During the first week, I traveled around the country visiting work sites of G&G projects. I visited the Ntashyo irrigation plant in the Southern Province. This is one of the few irrigation projects carried out in Rwanda, with an objective of lessening poverty by improving agriculture. The irrigation plant was empowered by the Rwandan Government for human rights purposes. I also had the opportunity to visit two churches where G&G implemented their design.

These trips were also an opportunity to explore the topography and landscape of the country. As it is well known about Rwanda, it is the “country of a thousand hills”. According to the G&G civil engineers and architects that I spoke with, they asserted, “Because of the nature of the land, the design and construction process is more complex than usual.”

Taking this challenge into consideration, the Rwanda housing board established a new housing system in Rwanda in 2010. The housing system requires citizens in the countryside to move into a certain location to facilitate construction/housing security and where they will have access to public services such as water and electricity. This housing system was in response to the community’s need to easily access public services.

Kigali, the capital of Rwanda, has also established what is called ‘Kigali Master Plan’, which serves a guide to the City’s urban development.

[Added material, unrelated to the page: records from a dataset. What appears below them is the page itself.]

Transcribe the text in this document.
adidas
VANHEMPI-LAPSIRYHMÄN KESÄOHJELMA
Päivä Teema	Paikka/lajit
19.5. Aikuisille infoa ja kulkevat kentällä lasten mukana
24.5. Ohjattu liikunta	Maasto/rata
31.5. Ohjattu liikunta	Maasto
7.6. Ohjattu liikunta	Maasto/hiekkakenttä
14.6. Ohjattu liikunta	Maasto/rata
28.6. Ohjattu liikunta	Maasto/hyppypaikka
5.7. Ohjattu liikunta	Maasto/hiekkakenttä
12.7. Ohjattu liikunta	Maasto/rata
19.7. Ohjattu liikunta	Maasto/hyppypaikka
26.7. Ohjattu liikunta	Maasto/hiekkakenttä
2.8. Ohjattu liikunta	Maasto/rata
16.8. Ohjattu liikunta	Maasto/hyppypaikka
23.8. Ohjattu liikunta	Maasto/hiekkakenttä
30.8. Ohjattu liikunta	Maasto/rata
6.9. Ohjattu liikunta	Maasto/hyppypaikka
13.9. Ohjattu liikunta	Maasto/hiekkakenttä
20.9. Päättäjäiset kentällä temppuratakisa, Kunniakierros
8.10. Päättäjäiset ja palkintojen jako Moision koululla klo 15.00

The Master Plan will be used as a reference to improve how infrastructure serves the people.

The director of G&G Group, James Ngarambe, is one of the architects who designed the Kigali Master Plan. I look forward to gaining more construction insights from him. According to his definition of architecture, it is a process of design and construction which incorporates the impression of beauty, considers its surrounding and embraces functionality. I believe that the practice of good architecture is essential to improving human rights.